Once a force to be reckoned with in the industry, churning out TV classics such as The BundPolice CadetThe Greed of ManAll the Threshold of an Era, and War and Beauty, TVB has lost much of its former cultural influence.

“Ruigang is a media king in the mainland,” said Zeman, who expects Li to turn TVB profitable by expanding to serve the Greater Bay Area. The region comprises Hong Kong, Macau and nine cities in Guangdong province, and has a population of more than 70 million people who mainly speak Cantonese.

Under the broadcasting ordinance in Hong Kong, non-permanent residents cannot apply for a free TV or pay TV licence, and are branded “disqualified persons”. The ordinance also has a provision which requires the aggregate voting control exercised by a non-resident company holding a domestic television programme licence to scale back to no more than 49 per cent, even if the company’s interest in the broadcaster exceeds that level.

“We respect the ordinance. In the past five years, CMC was a passive investor. [But] if TVB does not reform now, it will shrink, then perish. I am now trying to bring it out from drowning,” said Li.

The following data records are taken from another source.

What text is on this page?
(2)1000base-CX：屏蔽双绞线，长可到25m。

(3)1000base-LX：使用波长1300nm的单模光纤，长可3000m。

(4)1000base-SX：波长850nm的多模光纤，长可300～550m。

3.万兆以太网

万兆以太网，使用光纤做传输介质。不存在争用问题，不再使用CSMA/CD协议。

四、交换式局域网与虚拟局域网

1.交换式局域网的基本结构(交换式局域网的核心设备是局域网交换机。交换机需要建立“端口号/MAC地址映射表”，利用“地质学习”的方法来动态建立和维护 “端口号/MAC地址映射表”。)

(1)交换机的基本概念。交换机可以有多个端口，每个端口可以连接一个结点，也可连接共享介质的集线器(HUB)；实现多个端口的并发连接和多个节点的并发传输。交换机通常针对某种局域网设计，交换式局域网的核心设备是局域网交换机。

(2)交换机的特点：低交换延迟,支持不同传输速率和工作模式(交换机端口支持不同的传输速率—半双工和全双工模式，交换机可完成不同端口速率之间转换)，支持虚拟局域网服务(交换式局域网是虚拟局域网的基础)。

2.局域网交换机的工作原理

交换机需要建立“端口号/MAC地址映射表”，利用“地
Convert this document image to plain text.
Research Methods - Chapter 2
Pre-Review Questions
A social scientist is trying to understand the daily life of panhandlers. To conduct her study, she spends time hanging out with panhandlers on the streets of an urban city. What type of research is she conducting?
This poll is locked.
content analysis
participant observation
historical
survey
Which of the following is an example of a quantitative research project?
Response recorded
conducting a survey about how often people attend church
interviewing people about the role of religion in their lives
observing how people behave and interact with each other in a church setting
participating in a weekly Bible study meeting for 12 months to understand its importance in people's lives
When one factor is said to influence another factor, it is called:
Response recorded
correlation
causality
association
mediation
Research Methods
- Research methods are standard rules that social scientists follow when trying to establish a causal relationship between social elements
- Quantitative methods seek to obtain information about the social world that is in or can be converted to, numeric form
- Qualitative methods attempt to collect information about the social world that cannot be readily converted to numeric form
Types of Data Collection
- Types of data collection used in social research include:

In January TVB made Eric Tsang, 67, deputy general manager and special adviser to its executive committee, and Wong Cho-lam, 41, was appointed chief creative officer to assist Tsang in developing variety and “infotainment” content.

“Tsang and Wong’s vision and horizons are wide open after working in the mainland market in the past. They can enhance content creation for TVB ,” Li said.

He foresees resistance to the reforms. “For those who do not want to change, they are free to go,” he said.

Despite his dissatisfaction, Li said CMC will hold TVB as a long-term investment, and will fend off any rivals who want to take control of the broadcaster.

Looking ahead, Li said, “At least [TVB] should be a regional broadcaster and has multi-language potential including English, Mandarin and others.”